On the discrimination side, the modal-by-modal AUC against the 193 adjudicated cobidders is 0.952 in pregão primary auctions versus 0.816 in convite primary auctions (bootstrap difference \(-0.136\), \(p \approx 0\)).

Scope information for the screen, not a positive test of any institutional mechanism

The convite minimum-bidder rule (Lei 8.666/93, Art. 22 §3) would predict a sharper screening signal where the rule binds (convite). The data reverse this prediction. We do not read the reversal as a positive test of any alternative institutional theory. The modal asymmetry is reported as scope information for the screening object — the construct discriminates better in pregão environments — and not as a positive test of the minimum-bidder-rule mechanism, which would require institutional variation the BEC setting does not deliver.
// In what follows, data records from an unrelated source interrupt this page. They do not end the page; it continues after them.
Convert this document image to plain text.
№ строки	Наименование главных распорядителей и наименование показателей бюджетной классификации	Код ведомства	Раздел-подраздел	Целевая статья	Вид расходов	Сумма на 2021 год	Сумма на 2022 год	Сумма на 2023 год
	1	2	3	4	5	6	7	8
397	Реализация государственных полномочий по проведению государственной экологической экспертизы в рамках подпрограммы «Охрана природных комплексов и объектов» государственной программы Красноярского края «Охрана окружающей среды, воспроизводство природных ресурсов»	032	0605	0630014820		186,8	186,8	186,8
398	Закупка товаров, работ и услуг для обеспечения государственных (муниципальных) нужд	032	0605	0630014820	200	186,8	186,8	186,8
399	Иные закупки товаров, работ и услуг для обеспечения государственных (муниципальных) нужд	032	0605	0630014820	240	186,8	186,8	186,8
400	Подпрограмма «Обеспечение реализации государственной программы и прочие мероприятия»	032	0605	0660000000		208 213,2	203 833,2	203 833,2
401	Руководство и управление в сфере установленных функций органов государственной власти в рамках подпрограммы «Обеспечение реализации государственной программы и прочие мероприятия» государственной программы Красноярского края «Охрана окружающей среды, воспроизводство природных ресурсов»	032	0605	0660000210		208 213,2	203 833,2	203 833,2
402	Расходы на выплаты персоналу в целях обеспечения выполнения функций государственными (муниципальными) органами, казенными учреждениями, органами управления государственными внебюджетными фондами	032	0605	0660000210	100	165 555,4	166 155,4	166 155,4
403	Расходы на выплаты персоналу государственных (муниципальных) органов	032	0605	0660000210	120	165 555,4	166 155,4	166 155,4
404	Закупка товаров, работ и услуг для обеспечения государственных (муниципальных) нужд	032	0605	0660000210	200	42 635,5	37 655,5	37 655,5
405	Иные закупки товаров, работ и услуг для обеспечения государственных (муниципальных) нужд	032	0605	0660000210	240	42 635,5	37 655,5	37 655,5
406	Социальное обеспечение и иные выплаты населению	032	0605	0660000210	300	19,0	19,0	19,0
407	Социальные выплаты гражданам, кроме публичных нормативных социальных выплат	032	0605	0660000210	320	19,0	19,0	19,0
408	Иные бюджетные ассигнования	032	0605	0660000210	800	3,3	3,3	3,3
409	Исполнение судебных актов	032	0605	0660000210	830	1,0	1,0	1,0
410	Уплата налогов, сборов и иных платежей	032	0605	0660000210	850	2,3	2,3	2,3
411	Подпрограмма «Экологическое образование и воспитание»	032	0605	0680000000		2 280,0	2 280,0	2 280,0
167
Summary: What the Empirical Strategy Establishes

The paper makes four empirical claims, in declining order of confidence:

  1. The architecture works. 83% reduction in forensic pool with 68% recall preserved. (Headline.)
  2. The screen discriminates. Firm-level AUC 0.864 under temporal holdout against adjudicated cobidders.
  3. The screen complements bid-distribution methods. +0.035 AUC over Imhof–Wallimann pipeline (\(p = 0.014\)).
  4. A pricing imprint is present in the broad sample. +3.6% to +7.7% across four estimators, with sign reversal under overlap and Q4-concentrated positive — reported descriptively, not causally.

Claims 1–3 are the paper. Claim 4 is corroboration.